The Knossos tablets, which although more numerous are also heavily damaged and thus harder to draw conclusions from, seem to record a very different world. Rations are not listed in any tablet series known to exist; instead, quotas are given. Analysis of the quotas suggest a given year's production could be achieved in as little as three months; this, and other details, strongly suggest a corveƩ labor system.

These are mixed groups. The meticulous documentation of children by age and gender in the Pylos tablets is absent; the presence of children could be inferred but the work group is essentially treated as a whole, under a single personal name who can be assumed to be the manager. The groups appear to be agile, assigned to different tasks as needed, and also as against the assembly line style of the Pylos work a single workgroup is capable of processing an entire garment from raw wool to finished cloak.

So these are obviously a better match for my character. But they are also not an isolated group of weavers ensconced in the palace; they appear to be, in fact, a group selected from the surrounding community, who spend the rest of their year working their own farms and whose social circumstances are otherwise ordinary.

There is suggestion of a live-in palace staff on some tablets, but Olsen makes convincing argument that the textile workers stationed at the palace (well, at Pylos, at least) are basically taking care of the domestic needs. They are not creating material for export.

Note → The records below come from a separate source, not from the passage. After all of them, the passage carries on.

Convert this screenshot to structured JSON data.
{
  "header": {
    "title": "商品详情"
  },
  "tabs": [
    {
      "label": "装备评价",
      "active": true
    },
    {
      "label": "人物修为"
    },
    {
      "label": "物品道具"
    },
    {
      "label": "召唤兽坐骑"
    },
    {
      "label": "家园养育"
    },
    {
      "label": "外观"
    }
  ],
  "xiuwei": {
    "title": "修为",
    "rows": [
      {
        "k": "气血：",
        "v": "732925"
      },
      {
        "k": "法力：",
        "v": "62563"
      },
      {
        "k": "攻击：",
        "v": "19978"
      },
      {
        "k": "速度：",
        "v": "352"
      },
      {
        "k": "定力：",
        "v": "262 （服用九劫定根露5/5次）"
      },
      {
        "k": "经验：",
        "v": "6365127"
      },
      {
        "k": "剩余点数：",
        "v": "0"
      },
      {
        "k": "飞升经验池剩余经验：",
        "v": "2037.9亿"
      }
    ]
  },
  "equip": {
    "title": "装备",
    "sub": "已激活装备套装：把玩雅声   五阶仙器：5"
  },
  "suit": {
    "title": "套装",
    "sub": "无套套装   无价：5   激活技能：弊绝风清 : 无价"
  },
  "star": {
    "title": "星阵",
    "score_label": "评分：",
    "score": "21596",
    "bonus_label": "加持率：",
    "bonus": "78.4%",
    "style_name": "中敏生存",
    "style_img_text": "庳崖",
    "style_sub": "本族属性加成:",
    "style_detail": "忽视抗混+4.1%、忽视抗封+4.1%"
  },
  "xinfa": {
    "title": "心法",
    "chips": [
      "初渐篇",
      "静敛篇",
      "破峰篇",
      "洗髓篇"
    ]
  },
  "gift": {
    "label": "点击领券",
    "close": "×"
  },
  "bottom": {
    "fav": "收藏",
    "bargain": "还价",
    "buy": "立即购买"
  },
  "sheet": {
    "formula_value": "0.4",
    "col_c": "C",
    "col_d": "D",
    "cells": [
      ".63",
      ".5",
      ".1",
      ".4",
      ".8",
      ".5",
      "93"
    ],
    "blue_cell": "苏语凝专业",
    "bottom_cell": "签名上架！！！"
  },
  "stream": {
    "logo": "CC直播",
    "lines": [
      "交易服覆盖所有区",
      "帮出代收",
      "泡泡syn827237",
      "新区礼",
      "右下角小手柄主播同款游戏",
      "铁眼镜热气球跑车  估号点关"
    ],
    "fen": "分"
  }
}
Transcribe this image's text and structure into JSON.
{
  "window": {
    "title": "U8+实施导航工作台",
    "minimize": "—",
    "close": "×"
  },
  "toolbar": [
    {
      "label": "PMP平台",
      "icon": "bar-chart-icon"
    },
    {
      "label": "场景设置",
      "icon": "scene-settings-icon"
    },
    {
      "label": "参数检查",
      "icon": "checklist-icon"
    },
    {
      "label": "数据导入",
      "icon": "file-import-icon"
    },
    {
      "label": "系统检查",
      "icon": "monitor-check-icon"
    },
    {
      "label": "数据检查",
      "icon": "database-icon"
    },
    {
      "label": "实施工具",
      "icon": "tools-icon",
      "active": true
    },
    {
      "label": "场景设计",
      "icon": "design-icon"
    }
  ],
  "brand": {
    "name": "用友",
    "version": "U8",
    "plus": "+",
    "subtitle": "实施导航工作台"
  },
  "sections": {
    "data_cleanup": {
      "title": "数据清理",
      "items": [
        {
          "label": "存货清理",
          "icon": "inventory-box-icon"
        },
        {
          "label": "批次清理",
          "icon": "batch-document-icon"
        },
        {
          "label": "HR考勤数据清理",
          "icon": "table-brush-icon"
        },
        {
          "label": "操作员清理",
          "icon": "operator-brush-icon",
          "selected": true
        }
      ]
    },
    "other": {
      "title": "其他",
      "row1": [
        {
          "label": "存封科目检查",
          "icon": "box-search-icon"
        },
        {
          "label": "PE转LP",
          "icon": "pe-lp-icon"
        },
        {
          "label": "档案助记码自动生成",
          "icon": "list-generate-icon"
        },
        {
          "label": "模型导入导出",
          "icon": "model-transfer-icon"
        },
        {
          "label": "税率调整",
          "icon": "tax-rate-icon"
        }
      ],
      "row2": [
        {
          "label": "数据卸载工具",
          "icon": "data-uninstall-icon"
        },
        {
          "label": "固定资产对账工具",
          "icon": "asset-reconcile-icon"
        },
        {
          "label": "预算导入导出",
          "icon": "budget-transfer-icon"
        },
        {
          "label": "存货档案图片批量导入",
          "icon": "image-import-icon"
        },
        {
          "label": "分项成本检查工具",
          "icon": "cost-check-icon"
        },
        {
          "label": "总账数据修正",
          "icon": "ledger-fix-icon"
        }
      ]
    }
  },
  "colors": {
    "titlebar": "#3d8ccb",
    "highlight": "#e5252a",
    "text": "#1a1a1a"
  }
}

But then, there is a lot of discussion in the field about whether export is the primary, or even an important, purpose of the centrally controlled textile industry. It is just as reasonably the utilitarian needs of a state, and the expensive luxury goods that sometimes find themselves traded to far-away countries are produced in independent...well, call them Merchant Houses.



Why all the bother about this?

See, I'm not writing about free agents, about people who can trod the empires of the LBA into the dust beneath their sandals (well, at least not at first). The details of the "Weavers Hall" are not a paragraph of background before the characters set out from their Bronze Age Shire on an epic journey. They are the story (for at least a good part of this novel.

Funny. My last novel was also very much about a strongly hierarchal society and, although my protagonist was technically a free agent (granted power she didn't want) she had already internalized her society, its structure and values. Her hardest fight was not any of the external enemies (and there were many) but trying to resolve within her the competing expectations, roles, and obligations.